Le 27 juin 2001, à l’ONU, la France et les autres gouvernements du monde avaient pris l’engagement de mobiliser 10 milliards de dollars annuels avant 2005, afin de mettre en œuvre un plan mondial de contrôle de la pandémie du sida. Mais, ces subsides n’ayant pas été versés, l’épidémie a continué de progresser, si bien que, d’après l’ONUSIDA, arrivés en 2007 ce ne sont plus 10 mais 18 milliards qui sont nécessaires pour juguler la pandémie[[Rapport Ressource Needs, ONUSIDA, Août 2005.]]. Malheureusement, la communauté internationale sera encore bien loin de cette somme l’année prochaine : seuls 10 milliards de dollars sont attendus pour 2007, selon l’agence onusienne.

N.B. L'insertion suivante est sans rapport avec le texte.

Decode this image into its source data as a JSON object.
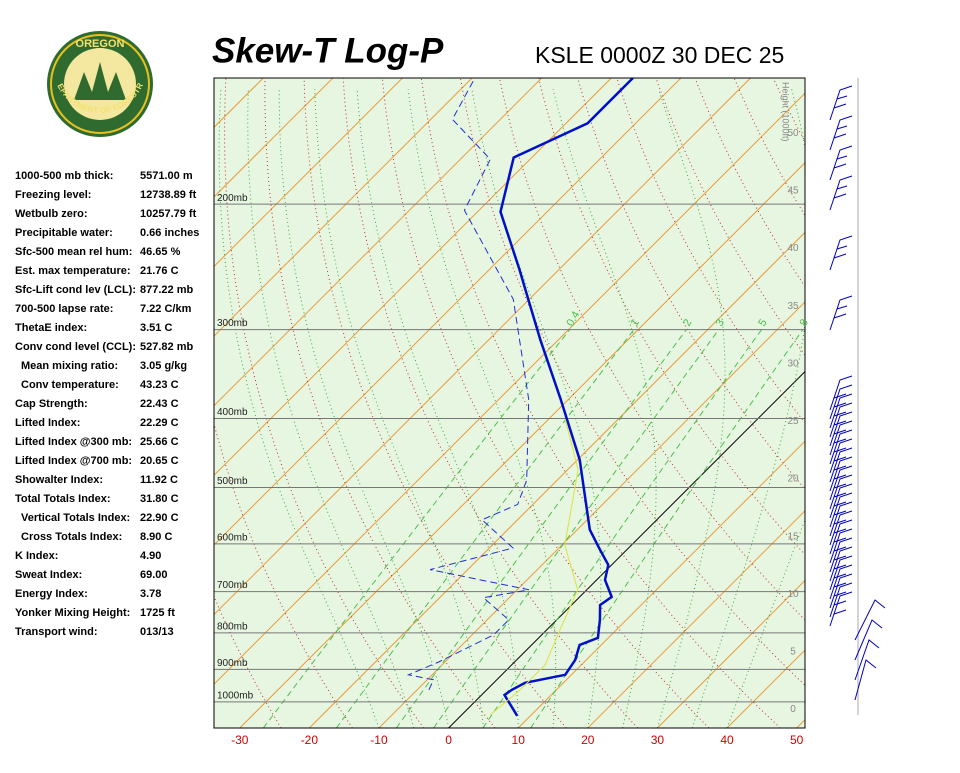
{
  "logo": {
    "top": "OREGON",
    "bottom": "DEPARTMENT OF FORESTRY"
  },
  "indices": [
    [
      "1000-500 mb thick:",
      "5571.00 m"
    ],
    [
      "Freezing level:",
      "12738.89 ft"
    ],
    [
      "Wetbulb zero:",
      "10257.79 ft"
    ],
    [
      "Precipitable water:",
      "0.66 inches"
    ],
    [
      "Sfc-500 mean rel hum:",
      "46.65 %"
    ],
    [
      "Est. max temperature:",
      "21.76 C"
    ],
    [
      "Sfc-Lift cond lev (LCL):",
      "877.22 mb"
    ],
    [
      "700-500 lapse rate:",
      "7.22 C/km"
    ],
    [
      "ThetaE index:",
      "3.51 C"
    ],
    [
      "Conv cond level (CCL):",
      "527.82 mb"
    ],
    [
      "Mean mixing ratio:",
      "3.05 g/kg"
    ],
    [
      "Conv temperature:",
      "43.23 C"
    ],
    [
      "Cap Strength:",
      "22.43 C"
    ],
    [
      "Lifted Index:",
      "22.29 C"
    ],
    [
      "Lifted Index @300 mb:",
      "25.66 C"
    ],
    [
      "Lifted Index @700 mb:",
      "20.65 C"
    ],
    [
      "Showalter Index:",
      "11.92 C"
    ],
    [
      "Total Totals Index:",
      "31.80 C"
    ],
    [
      "Vertical Totals Index:",
      "22.90 C"
    ],
    [
      "Cross Totals Index:",
      "8.90 C"
    ],
    [
      "K Index:",
      "4.90"
    ],
    [
      "Sweat Index:",
      "69.00"
    ],
    [
      "Energy Index:",
      "3.78"
    ],
    [
      "Yonker Mixing Height:",
      "1725 ft"
    ],
    [
      "Transport wind:",
      "013/13"
    ]
  ],
  "chart_data": {
    "type": "skewt",
    "title": "Skew-T Log-P",
    "subtitle": "KSLE 0000Z 30 DEC 25",
    "y2_label": "Height (1000ft)",
    "xlim": [
      -33.7,
      51.2
    ],
    "xticks": [
      -30,
      -20,
      -10,
      0,
      10,
      20,
      30,
      40,
      50
    ],
    "ylim": [
      1088,
      133
    ],
    "log_y": true,
    "yticks": [
      {
        "value": 1000,
        "label": "1000mb"
      },
      {
        "value": 900,
        "label": "900mb"
      },
      {
        "value": 800,
        "label": "800mb"
      },
      {
        "value": 700,
        "label": "700mb"
      },
      {
        "value": 600,
        "label": "600mb"
      },
      {
        "value": 500,
        "label": "500mb"
      },
      {
        "value": 400,
        "label": "400mb"
      },
      {
        "value": 300,
        "label": "300mb"
      },
      {
        "value": 200,
        "label": "200mb"
      }
    ],
    "y2lim": [
      -1.6,
      54.8
    ],
    "y2ticks": [
      0,
      5,
      10,
      15,
      20,
      25,
      30,
      35,
      40,
      45,
      50
    ],
    "mixing_ratios": [
      0.4,
      1,
      2,
      3,
      5,
      8
    ],
    "series": [
      {
        "color": "#0010c8",
        "dash": false,
        "pressure": [
          1046,
          978,
          962,
          940,
          916,
          873,
          832,
          813,
          767,
          731,
          712,
          674,
          642,
          611,
          573,
          457,
          376,
          310,
          247,
          205,
          172,
          154,
          133
        ],
        "values": [
          8.1,
          3.3,
          3.6,
          4.5,
          9.1,
          8.4,
          6.9,
          8.5,
          6.2,
          4.1,
          4.6,
          1.2,
          -0.5,
          -3.9,
          -8.2,
          -19.7,
          -31.1,
          -42.6,
          -55.7,
          -66.7,
          -72.6,
          -66.9,
          -66.9
        ]
      },
      {
        "color": "#2030d0",
        "dash": true,
        "pressure": [
          962,
          931,
          916,
          879,
          805,
          767,
          714,
          696,
          652,
          608,
          555,
          528,
          488,
          376,
          272,
          204,
          173,
          152,
          133
        ],
        "values": [
          -8.3,
          -9.1,
          -13.4,
          -10.9,
          -6.9,
          -6.9,
          -13.7,
          -8.3,
          -25.4,
          -16.6,
          -25.1,
          -22.2,
          -24.4,
          -35.7,
          -52.3,
          -72.1,
          -75.7,
          -86.9,
          -89.6
        ]
      },
      {
        "color": "#e0e040",
        "dash": false,
        "pressure": [
          1043,
          962,
          887,
          792,
          696,
          602,
          472,
          401
        ],
        "values": [
          4.1,
          4.8,
          4.8,
          1.9,
          -1.3,
          -9.6,
          -18.5,
          -27.6
        ]
      }
    ]
  }
}
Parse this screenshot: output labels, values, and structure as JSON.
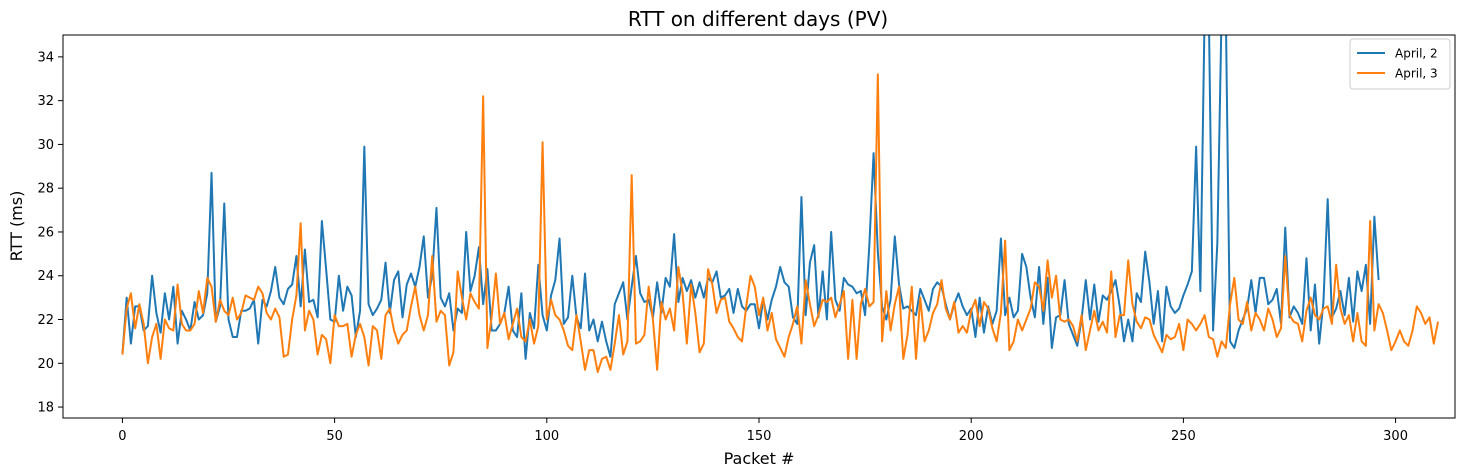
{
  "chart_data": {
    "type": "line",
    "title": "RTT on different days (PV)",
    "xlabel": "Packet #",
    "ylabel": "RTT (ms)",
    "xlim": [
      -14,
      314
    ],
    "ylim": [
      17.5,
      35
    ],
    "xticks": [
      0,
      50,
      100,
      150,
      200,
      250,
      300
    ],
    "yticks": [
      18,
      20,
      22,
      24,
      26,
      28,
      30,
      32,
      34
    ],
    "grid": false,
    "legend_position": "top-right",
    "series": [
      {
        "name": "April, 2",
        "color": "#1f77b4",
        "x_start": 0,
        "values": [
          20.4,
          23.0,
          20.9,
          22.6,
          22.6,
          21.5,
          21.7,
          24.0,
          22.3,
          21.4,
          23.2,
          22.0,
          23.5,
          20.9,
          22.4,
          22.0,
          21.5,
          22.8,
          22.0,
          22.2,
          23.2,
          28.7,
          21.9,
          22.6,
          27.3,
          22.0,
          21.2,
          21.2,
          22.4,
          22.4,
          22.5,
          22.9,
          20.9,
          22.9,
          22.6,
          23.3,
          24.4,
          23.0,
          22.7,
          23.4,
          23.6,
          24.9,
          22.6,
          25.2,
          22.8,
          22.9,
          22.1,
          26.5,
          24.3,
          22.0,
          21.9,
          24.0,
          22.4,
          23.5,
          23.1,
          21.2,
          22.4,
          29.9,
          22.7,
          22.2,
          22.5,
          22.9,
          24.6,
          22.3,
          23.8,
          24.2,
          22.1,
          23.6,
          24.1,
          23.5,
          24.4,
          25.8,
          23.0,
          24.0,
          27.1,
          23.0,
          22.6,
          23.2,
          21.5,
          22.5,
          22.3,
          26.0,
          23.3,
          24.0,
          25.3,
          22.7,
          24.3,
          21.5,
          21.5,
          21.8,
          22.3,
          23.5,
          21.5,
          21.2,
          23.2,
          20.2,
          22.3,
          21.6,
          24.5,
          22.2,
          21.5,
          23.1,
          23.8,
          25.7,
          21.8,
          22.1,
          24.0,
          22.1,
          21.6,
          24.1,
          21.5,
          22.0,
          21.0,
          21.9,
          21.0,
          20.3,
          22.7,
          23.2,
          23.7,
          22.0,
          23.5,
          24.9,
          23.2,
          22.8,
          22.9,
          22.1,
          23.7,
          22.3,
          23.9,
          23.5,
          25.9,
          22.8,
          23.9,
          23.3,
          23.8,
          23.0,
          23.7,
          23.0,
          23.9,
          23.7,
          24.2,
          23.0,
          23.1,
          23.4,
          22.3,
          23.4,
          22.6,
          22.4,
          22.7,
          22.7,
          21.6,
          22.9,
          22.0,
          22.9,
          23.5,
          24.4,
          23.7,
          23.5,
          22.1,
          21.8,
          27.6,
          22.2,
          24.6,
          25.4,
          22.1,
          24.2,
          22.0,
          26.0,
          22.9,
          22.4,
          23.9,
          23.6,
          23.5,
          23.2,
          23.3,
          22.2,
          25.4,
          29.6,
          25.1,
          22.6,
          22.0,
          22.9,
          25.8,
          23.6,
          22.5,
          22.6,
          22.4,
          22.2,
          23.4,
          22.9,
          22.4,
          23.4,
          23.7,
          23.5,
          22.7,
          22.0,
          22.7,
          23.2,
          22.6,
          22.2,
          22.5,
          21.2,
          23.0,
          21.4,
          22.6,
          21.8,
          22.4,
          25.7,
          22.2,
          23.0,
          22.1,
          22.4,
          25.0,
          24.4,
          23.0,
          22.1,
          24.4,
          21.8,
          23.9,
          20.7,
          22.1,
          22.2,
          23.8,
          21.8,
          21.3,
          20.8,
          22.0,
          23.8,
          22.0,
          23.6,
          21.9,
          23.1,
          22.9,
          23.3,
          23.8,
          22.6,
          21.0,
          22.0,
          21.0,
          23.2,
          22.8,
          25.1,
          23.7,
          21.8,
          23.3,
          21.0,
          23.5,
          22.6,
          22.3,
          22.5,
          23.1,
          23.6,
          24.2,
          29.9,
          23.3,
          36.0,
          36.0,
          21.5,
          25.5,
          36.0,
          36.0,
          21.0,
          20.7,
          21.5,
          22.0,
          22.5,
          23.8,
          22.3,
          23.9,
          23.9,
          22.7,
          22.9,
          23.4,
          21.8,
          26.2,
          22.1,
          22.6,
          22.3,
          21.8,
          24.8,
          21.5,
          23.6,
          20.9,
          22.8,
          27.5,
          22.1,
          22.5,
          23.3,
          22.2,
          23.9,
          21.9,
          24.2,
          23.3,
          24.5,
          21.8,
          26.7,
          23.8
        ]
      },
      {
        "name": "April, 3",
        "color": "#ff7f0e",
        "x_start": 0,
        "values": [
          20.4,
          22.5,
          23.2,
          21.6,
          22.7,
          21.8,
          20.0,
          21.2,
          21.8,
          20.2,
          22.0,
          21.6,
          21.5,
          23.6,
          21.8,
          21.5,
          21.5,
          21.8,
          23.3,
          22.3,
          23.9,
          23.5,
          21.9,
          22.9,
          22.4,
          22.2,
          23.0,
          22.0,
          22.3,
          23.1,
          23.0,
          22.9,
          23.5,
          23.2,
          22.3,
          22.0,
          22.5,
          22.1,
          20.3,
          20.4,
          22.0,
          23.1,
          26.4,
          21.5,
          22.4,
          22.0,
          20.4,
          21.3,
          21.1,
          20.0,
          22.2,
          21.7,
          21.7,
          21.8,
          20.3,
          21.3,
          21.8,
          21.2,
          19.9,
          21.7,
          21.5,
          20.2,
          22.2,
          22.5,
          21.5,
          20.9,
          21.3,
          21.5,
          22.6,
          23.5,
          22.2,
          21.5,
          22.2,
          24.9,
          21.9,
          22.4,
          22.2,
          19.9,
          20.5,
          24.2,
          23.0,
          22.0,
          23.2,
          22.8,
          22.5,
          32.2,
          20.7,
          22.1,
          24.1,
          21.8,
          22.3,
          21.1,
          21.8,
          22.5,
          21.2,
          21.0,
          22.0,
          20.9,
          21.7,
          30.1,
          22.0,
          22.9,
          22.2,
          22.0,
          21.5,
          20.8,
          20.6,
          22.2,
          21.0,
          19.7,
          20.6,
          20.6,
          19.6,
          20.2,
          20.3,
          19.7,
          20.9,
          22.2,
          20.4,
          21.0,
          28.6,
          20.9,
          21.0,
          21.3,
          23.5,
          22.0,
          19.7,
          22.8,
          22.0,
          22.5,
          21.5,
          24.4,
          23.2,
          20.9,
          23.6,
          22.3,
          20.5,
          20.9,
          24.3,
          23.6,
          22.3,
          22.9,
          23.0,
          21.9,
          21.6,
          21.2,
          21.0,
          22.6,
          24.0,
          23.5,
          22.2,
          23.0,
          21.5,
          22.3,
          21.1,
          20.7,
          20.3,
          21.2,
          21.8,
          22.6,
          20.9,
          23.8,
          22.7,
          21.7,
          22.2,
          22.9,
          22.8,
          23.0,
          22.1,
          22.7,
          23.3,
          20.2,
          22.9,
          20.2,
          22.7,
          23.4,
          22.6,
          22.8,
          33.2,
          21.0,
          23.3,
          21.5,
          22.7,
          23.5,
          20.2,
          21.3,
          23.5,
          20.2,
          23.0,
          21.0,
          21.5,
          22.3,
          22.7,
          23.8,
          22.5,
          22.0,
          22.8,
          21.4,
          21.7,
          21.4,
          22.4,
          22.9,
          21.7,
          22.8,
          22.5,
          21.6,
          21.0,
          22.3,
          25.6,
          20.6,
          21.0,
          22.0,
          21.5,
          22.0,
          22.5,
          23.7,
          23.5,
          22.4,
          24.7,
          23.0,
          24.0,
          22.0,
          21.9,
          22.0,
          21.7,
          21.0,
          22.2,
          20.6,
          21.5,
          22.4,
          21.5,
          21.9,
          21.4,
          24.2,
          21.2,
          22.2,
          22.2,
          24.7,
          22.7,
          21.9,
          21.6,
          22.1,
          22.0,
          21.3,
          20.9,
          20.5,
          21.3,
          21.1,
          21.2,
          21.8,
          20.6,
          22.0,
          21.8,
          21.5,
          21.8,
          22.2,
          21.2,
          21.1,
          20.3,
          21.0,
          20.7,
          22.7,
          23.9,
          22.0,
          21.8,
          22.8,
          21.5,
          22.3,
          22.0,
          21.5,
          22.5,
          22.0,
          21.2,
          21.6,
          24.9,
          22.2,
          21.9,
          21.8,
          21.0,
          22.4,
          23.0,
          22.2,
          22.0,
          22.5,
          22.6,
          21.8,
          24.5,
          22.5,
          21.8,
          22.2,
          21.0,
          22.3,
          21.0,
          20.8,
          26.5,
          21.5,
          22.7,
          22.3,
          21.5,
          20.6,
          21.0,
          21.5,
          21.0,
          20.8,
          21.5,
          22.6,
          22.3,
          21.8,
          22.1,
          20.9,
          21.9
        ]
      }
    ]
  }
}
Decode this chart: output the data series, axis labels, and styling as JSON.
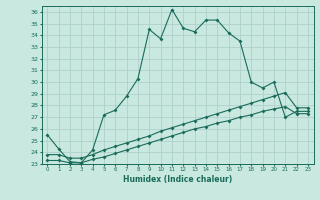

Or, la France a prévu de contribuer en 2007 par la voie budgétaire 250 millions de dollars[[D’après le ministère des Affaires étrangères, la contribution budgétaire 2004 à la lutte mondiale contre le sida s’élève à 120 millions d’euros. En 2007, elle augmente par rapport à 2005 de 90 millions d’euros (entièrement à travers le Fonds mondial, qui recevra aussi, en plus de ces 90 millions d’euros pour le sida, 60 millions d’euros pour le paludisme + la tuberculose). Ainsi, le total 2007 s’élève à 210 millions d’euros, soit 250 millions de dollars.]], soit seulement 1,5% des 18 milliards nécessaires. Pourtant, la part de la France dans le PIB des pays riches est 4 fois supérieure à ce chiffre : 6% selon l’OCDE[[ « Gross Domestic Product, Main Economic Indicators », March 2006, OECD.]]. Et même en ajoutant la taxe sur les billets d’avion (250 millions de dollars en année pleine, selon le ministère des Affaires étrangères), la France va rester loin derrière la Grande-Bretagne, pays équivalent qui contribue pourtant déjà 900 millions de dollars par an à la lutte mondiale contre le sida[[ « Taking Action – The UK’s strategy for tackling HIV and AIDS in the developing world », July 2004, DFID (foreword by Tony Blair).]].
Act Up-Paris appelle donc Jacques Chirac à inscrire au budget 2007 de la France une contribution à la lutte mondiale contre le sida qui soit proportionnelle à sa richesse (6% de 18 milliards). Prenant en compte le prochain changement de gouvernement, Act Up-Paris appelle aussi le Parti Socialiste et l’UMP à se prononcer publiquement en faveur d’une contribution 2007 de la France à la lutte mondiale contre le sida qui soit proportionnelle à sa richesse, et au moins égale à celle de la Grande-Bretagne.